İşiniz söz konusu olunca yüzünüz asılıyor ve neredeyse hastalık numaralarına yatıyorsunuz… Tamam, şimdi biraz cesaret! Elbette hepimiz işimizde sorunlar yaşıyoruz, birlikte çalıştığımız insanlar, patronumuz ya da müşterilerimiz. Ama asıl marifet, sorunların üzerine üzerine gitmek ve yüzleşmek…
Çözüm: Problemleri listelemek
İş yerindeki sorunlar sayılmakla bitmez… Kaçmak yok, elinize kağıt kalemi alın ve canınızı ne sıkıyorsa yazın. Problemlerin ne olduğunu saptamadan, çözüme ulaşamazsınız… Canınızı en çok ne sıkıyor? Hiç sorulmadan masanıza bırakılan dosyalar mı? Çok çalışmanıza rağmen az kazanıyor olmanız? Ya da çok kazanmak için size hiç uygun olmayan bir iş seçmiş olmanız mı? Sorumlu aramaktan vazgeçin ve kendinizi de suçlamayın… Unutmayın, sorunlar biriktikçe çekilmez ve çözümsüz bir hal alır. Bu yüzden elinizden geldiğince çabuk, sorunları halletmeye çalışın.

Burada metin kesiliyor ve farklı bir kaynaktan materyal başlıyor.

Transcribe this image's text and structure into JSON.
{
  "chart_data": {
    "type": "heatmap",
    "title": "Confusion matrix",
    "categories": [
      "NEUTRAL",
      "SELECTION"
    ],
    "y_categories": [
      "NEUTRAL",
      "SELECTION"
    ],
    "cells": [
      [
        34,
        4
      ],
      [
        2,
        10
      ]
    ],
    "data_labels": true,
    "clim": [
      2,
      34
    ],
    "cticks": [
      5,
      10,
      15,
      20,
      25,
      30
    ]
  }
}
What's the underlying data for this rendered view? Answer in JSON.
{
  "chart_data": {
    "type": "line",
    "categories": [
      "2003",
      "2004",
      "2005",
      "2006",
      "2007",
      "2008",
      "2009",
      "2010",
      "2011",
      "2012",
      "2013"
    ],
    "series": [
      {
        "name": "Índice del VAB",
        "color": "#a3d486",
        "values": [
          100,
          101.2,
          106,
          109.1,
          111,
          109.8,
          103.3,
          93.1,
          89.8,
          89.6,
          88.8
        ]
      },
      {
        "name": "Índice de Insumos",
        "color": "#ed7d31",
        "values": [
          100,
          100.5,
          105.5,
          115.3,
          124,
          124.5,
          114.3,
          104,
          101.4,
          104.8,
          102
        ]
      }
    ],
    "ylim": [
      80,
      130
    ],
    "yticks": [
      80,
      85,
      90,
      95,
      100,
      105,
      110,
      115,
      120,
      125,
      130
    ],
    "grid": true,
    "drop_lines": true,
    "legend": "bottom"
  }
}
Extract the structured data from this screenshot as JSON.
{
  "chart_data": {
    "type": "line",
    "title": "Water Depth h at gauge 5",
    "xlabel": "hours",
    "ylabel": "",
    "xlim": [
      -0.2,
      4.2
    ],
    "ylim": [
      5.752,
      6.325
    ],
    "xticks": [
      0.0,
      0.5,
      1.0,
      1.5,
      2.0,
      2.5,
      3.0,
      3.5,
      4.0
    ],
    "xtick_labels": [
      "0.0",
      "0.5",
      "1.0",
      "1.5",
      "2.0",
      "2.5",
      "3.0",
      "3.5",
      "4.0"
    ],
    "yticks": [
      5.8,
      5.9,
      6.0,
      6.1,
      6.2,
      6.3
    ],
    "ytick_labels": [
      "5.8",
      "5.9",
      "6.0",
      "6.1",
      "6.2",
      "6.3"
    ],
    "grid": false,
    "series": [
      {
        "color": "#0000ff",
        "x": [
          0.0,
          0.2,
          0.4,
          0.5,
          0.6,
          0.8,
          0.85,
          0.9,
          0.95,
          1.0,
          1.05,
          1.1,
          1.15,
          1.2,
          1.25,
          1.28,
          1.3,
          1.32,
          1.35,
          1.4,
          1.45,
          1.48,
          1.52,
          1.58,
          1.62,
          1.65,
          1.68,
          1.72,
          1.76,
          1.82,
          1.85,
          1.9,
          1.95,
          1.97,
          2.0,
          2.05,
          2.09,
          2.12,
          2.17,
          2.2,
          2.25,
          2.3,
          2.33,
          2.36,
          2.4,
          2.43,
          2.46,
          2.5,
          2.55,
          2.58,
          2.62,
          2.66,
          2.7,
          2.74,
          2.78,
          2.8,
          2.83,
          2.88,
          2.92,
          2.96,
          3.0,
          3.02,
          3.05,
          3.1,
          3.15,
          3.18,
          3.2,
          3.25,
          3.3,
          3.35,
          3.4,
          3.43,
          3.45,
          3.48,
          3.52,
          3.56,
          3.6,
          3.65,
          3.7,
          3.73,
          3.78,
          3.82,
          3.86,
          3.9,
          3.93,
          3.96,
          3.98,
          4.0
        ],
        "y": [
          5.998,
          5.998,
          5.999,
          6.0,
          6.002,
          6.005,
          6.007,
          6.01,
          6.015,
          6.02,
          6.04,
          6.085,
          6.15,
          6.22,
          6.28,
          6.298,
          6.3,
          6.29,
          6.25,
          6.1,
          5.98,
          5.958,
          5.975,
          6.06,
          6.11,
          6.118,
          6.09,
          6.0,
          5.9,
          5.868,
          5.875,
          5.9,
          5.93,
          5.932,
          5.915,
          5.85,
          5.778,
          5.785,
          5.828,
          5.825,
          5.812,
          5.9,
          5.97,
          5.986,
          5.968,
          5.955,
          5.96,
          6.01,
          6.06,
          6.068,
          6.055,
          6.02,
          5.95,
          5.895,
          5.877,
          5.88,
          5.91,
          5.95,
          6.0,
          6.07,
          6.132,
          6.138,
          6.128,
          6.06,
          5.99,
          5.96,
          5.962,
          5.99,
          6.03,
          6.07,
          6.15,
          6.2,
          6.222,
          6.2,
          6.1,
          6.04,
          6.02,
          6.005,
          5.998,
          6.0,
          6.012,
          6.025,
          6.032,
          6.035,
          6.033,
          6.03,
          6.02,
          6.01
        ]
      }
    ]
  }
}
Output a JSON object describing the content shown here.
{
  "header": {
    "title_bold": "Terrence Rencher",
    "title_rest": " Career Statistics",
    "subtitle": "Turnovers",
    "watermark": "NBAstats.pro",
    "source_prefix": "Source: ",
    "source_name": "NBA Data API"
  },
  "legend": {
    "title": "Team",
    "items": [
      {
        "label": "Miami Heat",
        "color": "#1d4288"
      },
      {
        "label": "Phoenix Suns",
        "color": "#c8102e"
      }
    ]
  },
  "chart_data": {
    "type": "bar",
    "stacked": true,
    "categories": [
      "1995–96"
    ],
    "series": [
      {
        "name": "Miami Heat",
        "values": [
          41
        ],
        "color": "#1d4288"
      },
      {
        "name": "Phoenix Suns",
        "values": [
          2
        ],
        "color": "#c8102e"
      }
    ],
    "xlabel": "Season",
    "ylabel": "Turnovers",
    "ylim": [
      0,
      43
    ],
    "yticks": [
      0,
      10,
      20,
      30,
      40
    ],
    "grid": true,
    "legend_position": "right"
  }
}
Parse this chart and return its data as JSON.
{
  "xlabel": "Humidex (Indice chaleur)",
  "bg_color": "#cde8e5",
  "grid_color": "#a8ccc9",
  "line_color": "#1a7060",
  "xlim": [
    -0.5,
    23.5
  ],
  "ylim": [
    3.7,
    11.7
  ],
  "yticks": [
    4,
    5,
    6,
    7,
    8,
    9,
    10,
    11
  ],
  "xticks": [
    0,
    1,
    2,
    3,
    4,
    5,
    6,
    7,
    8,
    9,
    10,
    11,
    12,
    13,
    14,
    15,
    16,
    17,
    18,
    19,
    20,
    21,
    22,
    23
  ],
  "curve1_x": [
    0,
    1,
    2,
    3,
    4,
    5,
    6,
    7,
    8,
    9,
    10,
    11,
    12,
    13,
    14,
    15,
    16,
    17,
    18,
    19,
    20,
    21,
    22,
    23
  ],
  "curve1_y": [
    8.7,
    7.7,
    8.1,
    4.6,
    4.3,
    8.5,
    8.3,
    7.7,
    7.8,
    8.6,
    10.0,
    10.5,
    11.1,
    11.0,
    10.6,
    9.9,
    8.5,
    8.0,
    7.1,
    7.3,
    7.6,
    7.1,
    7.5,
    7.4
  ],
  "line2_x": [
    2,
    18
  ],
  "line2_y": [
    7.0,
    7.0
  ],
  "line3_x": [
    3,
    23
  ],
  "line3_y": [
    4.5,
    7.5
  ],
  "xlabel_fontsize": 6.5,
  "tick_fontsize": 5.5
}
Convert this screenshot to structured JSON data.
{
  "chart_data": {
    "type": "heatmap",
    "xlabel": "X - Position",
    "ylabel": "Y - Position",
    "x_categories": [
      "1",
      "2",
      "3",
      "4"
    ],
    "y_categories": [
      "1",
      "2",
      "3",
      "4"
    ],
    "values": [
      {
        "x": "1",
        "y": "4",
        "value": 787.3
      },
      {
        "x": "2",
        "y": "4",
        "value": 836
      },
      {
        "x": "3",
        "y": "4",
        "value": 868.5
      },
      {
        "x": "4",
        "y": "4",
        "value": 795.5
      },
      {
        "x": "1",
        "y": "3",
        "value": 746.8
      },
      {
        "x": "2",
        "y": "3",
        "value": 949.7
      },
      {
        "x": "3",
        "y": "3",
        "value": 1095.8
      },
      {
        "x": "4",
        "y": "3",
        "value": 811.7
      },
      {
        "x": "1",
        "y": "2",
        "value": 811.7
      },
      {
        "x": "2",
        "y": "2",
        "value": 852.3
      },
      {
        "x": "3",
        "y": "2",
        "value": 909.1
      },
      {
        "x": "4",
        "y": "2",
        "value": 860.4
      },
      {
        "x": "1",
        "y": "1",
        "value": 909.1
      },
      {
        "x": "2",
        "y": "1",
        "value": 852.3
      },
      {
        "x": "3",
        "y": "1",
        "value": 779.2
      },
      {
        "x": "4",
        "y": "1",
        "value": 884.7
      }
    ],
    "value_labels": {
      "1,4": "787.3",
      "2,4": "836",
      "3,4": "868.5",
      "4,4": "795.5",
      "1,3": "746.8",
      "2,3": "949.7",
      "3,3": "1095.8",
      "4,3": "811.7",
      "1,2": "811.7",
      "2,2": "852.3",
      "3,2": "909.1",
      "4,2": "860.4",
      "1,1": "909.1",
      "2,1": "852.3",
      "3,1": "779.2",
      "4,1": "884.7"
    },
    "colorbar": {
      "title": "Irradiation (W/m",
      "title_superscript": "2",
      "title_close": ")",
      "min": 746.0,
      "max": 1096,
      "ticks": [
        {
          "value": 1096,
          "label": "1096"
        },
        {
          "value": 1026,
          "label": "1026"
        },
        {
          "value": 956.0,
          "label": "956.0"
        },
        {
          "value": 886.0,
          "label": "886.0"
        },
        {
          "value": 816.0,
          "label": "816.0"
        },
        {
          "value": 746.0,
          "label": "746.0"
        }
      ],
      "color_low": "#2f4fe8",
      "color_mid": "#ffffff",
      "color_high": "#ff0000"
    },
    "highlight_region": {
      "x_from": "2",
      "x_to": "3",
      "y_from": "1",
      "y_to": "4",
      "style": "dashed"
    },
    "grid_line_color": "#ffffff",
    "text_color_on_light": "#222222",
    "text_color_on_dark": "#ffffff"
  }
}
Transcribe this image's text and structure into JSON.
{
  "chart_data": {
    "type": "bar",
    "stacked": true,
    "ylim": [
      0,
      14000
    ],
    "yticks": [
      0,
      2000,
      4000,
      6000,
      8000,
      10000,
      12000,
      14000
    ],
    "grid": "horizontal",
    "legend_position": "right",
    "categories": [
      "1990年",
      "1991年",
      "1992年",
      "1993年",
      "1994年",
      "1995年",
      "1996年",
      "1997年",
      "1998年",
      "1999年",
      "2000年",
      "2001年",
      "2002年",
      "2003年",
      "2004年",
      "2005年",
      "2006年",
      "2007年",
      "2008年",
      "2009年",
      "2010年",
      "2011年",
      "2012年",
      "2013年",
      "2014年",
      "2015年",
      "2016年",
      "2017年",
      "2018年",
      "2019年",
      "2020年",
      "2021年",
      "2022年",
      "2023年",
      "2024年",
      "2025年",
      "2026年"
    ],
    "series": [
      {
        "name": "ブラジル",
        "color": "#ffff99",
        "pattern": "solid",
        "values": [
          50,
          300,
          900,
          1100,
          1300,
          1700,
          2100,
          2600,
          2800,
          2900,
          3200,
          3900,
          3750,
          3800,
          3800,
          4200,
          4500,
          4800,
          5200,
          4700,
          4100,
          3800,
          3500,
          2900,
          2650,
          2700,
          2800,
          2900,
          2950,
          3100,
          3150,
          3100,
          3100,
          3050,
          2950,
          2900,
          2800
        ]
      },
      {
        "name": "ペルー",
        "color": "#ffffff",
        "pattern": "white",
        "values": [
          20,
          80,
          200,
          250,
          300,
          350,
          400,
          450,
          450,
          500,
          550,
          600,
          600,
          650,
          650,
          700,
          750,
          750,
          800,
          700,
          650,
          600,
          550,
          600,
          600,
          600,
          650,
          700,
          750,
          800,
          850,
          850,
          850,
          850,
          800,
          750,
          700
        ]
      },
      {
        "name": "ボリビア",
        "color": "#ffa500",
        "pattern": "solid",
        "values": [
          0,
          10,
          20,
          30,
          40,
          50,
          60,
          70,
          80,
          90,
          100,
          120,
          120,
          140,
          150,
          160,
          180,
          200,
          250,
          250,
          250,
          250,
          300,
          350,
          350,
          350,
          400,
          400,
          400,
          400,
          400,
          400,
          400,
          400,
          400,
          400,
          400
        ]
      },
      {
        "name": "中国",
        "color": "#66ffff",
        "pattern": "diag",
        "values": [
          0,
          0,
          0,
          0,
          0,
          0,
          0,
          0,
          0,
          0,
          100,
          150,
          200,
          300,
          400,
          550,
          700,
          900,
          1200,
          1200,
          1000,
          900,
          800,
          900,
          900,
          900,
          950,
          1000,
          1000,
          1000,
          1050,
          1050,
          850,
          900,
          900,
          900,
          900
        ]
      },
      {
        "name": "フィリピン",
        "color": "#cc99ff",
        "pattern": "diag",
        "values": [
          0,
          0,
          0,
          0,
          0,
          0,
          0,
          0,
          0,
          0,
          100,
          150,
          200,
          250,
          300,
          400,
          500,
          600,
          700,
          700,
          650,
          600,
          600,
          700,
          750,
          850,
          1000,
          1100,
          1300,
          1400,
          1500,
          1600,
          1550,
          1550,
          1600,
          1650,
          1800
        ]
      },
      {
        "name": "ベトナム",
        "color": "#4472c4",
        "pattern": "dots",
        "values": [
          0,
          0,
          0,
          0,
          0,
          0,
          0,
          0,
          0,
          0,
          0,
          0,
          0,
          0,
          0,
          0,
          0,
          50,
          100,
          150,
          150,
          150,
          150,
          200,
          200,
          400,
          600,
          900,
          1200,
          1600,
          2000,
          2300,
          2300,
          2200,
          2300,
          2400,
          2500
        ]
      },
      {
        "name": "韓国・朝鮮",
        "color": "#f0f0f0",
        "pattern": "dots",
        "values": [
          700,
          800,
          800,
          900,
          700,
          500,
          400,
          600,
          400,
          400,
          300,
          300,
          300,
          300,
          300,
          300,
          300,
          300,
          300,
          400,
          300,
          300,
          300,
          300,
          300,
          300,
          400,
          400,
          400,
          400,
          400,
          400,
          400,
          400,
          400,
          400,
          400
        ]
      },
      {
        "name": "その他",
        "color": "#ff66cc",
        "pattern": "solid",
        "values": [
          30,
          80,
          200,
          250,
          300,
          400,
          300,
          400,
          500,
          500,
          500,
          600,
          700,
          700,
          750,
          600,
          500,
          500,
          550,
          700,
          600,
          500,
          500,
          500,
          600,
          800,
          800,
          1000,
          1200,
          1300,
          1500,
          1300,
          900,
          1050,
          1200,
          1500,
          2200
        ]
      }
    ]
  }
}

Problem: "Hep aynı iş, hep aynı iş..."
Aynı şirket, belki yıllar geçti, masanızın yeri bile aynı! E, monotonluk da kaçınılmaz haliyle…
Çözüm: Minik değişiklikler
İş ortamında yapabiliyorsanız minik değişikleri asla ıskalamayın. Sizi kırmayacak bir iş arkadaşınızdan masalarınızın yerini değiştirmeyi rica edebilirsiniz. Taze çiçekler, şık bir lamba ve sevdiklerinizin fotoğraflarıyla dolu çerçeveler keyfinizi yerine getirebilir… Masanın yeri değişse de, odayı taze çiçeklerle donatsanız da iş sizi hala sıkıyor mu? Öyleyse belki de pozisyonunuzdan sıkıldınız. Bu durumda işi terk etmeden, yeni fırsatlar peşinde koşmak size iyi gelecektir. Yeni sorumluluklar sizi canlandırabilir.
Problem: "Başlangıçtaki heyecanım kalmadı"
İşe ilk başlarken hepimizin ayakları yerden kesilir… Sorunlar yoktur, rutin kapıyı çalmamıştır ve iş arkadaşları da bu kadar dedikoducu değildir. Patronun verdiği her iş bir çırpıda bitirilir, hatta mesaiye kalmak bir hobi gibidir. Ama şimdi hiçbir iş günü, ilk heyecanı taşımıyor. Gözünüzü kendinize çevirmeye ne dersiniz? Aslında değişen sizsiniz…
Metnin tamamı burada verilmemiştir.